I do hope that Marg Helgenberger won’t take offense at me observing that’s her character wasn’t Scully to Grissom’s Mulder. I am quite fond of her acting on the show, but she isn’t that big of a lynchpin – she is also part of a larger ensemble. So, from my point of view there was even less reason to believe that the flame could keep burning without William Peterson as a lead.

The X-Files may be the most promenent example, but it is by no means the only one. For example, Stargate SG-1 finished up two years after the departure of Richard Dean Anderson as the show’s charismatic lead, even though the show had lost cast members before (well, a cast member, and he did come back).  Richard Dean Anderson was promptly drafted back in for the inevitable post-series movies.

So, that’s a lot of pressure on Laurence Fishburne. And – let’s be honest – a lot of pressure on the writers of the show. They have to replace a beloved character with a newbie, but can’t be seen to usurp the dearly-departed lead. Here Fishburne’s character was cleverly intigrated not as Grissom’s replacement, but as a rookie. It’s odd to see Fishburne listed as a lead actor, only to find out he isn’t playing the team lead, but it means it doesn’t seem like the writers are trying to force him into the mould of an existing character.

It also takes a lot of restraint not to shove the lead character down our throats. It’s a tempting move for the writers to give us lots of unnecessary info on the new guy: he’s surrounded by an already-established ensemble, you don’t want him to seem two-dimensional. We get a bit of this with Ray’s “I’m genetically pre-disposed to serial killing” schtick, but it isn’t rammed down our throats in quite the same way as Doggett’s “I lost my child and rationalised away the belief in the supernatural over it” vibe that formed a really condensed character arc on The X-Files. Here the additional lead doesn’t squeeze out any of the other actors or performers – in fact we got a nice Nick-centric episoder with Turn, Turn, Turn.

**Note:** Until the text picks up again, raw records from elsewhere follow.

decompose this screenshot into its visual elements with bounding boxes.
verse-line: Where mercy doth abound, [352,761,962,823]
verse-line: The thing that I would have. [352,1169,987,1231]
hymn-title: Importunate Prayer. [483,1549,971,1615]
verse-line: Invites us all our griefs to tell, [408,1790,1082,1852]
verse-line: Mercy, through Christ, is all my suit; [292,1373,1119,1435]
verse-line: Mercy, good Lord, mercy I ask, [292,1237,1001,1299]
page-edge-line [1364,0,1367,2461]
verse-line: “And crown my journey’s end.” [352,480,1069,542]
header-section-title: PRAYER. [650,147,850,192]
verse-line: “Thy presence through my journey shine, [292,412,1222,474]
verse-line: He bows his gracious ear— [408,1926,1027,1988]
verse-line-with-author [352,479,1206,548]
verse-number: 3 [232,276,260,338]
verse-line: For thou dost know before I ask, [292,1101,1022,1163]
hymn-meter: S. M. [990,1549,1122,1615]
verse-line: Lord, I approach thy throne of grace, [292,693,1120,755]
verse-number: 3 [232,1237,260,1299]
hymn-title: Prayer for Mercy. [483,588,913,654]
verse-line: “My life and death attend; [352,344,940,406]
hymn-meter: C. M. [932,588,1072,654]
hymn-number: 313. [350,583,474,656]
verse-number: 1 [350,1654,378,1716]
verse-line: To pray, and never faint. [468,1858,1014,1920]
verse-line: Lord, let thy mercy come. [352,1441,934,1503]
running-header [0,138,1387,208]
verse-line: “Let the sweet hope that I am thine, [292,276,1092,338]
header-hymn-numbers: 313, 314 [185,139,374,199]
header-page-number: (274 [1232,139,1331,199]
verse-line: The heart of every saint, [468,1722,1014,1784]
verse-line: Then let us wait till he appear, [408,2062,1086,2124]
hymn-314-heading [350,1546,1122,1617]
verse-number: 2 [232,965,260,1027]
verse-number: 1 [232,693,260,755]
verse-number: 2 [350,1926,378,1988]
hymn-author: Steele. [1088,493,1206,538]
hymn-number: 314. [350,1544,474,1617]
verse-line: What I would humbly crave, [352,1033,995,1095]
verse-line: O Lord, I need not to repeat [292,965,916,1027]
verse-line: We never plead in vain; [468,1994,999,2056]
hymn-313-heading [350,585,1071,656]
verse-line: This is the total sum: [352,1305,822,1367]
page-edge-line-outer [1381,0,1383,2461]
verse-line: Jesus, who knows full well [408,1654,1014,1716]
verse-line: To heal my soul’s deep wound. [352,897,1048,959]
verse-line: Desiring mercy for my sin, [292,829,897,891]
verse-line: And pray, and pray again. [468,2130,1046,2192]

And all of this ignores the fact that Fishburne himself is a tremendous talent. He’s curiously underplaying the role at the moment, and he hasn’t quite got the one-liners down – Paul Guilfoyle seems to quite enjoy being the king of verbal barbs now that Grissom is gone (he makes crap like “Guess you got a knack for making dead people happy” seem like gold). Still, Fishburne is a gold star actor who is always worth attention. I’ll have to see more of his work to determine if he is as zoned-out as he seems to be, but even if he isn’t 110% in the zone he’s a formidible talent.

So, I may be sold. I’m not too sure. Best watch a few more episodes to help me decide.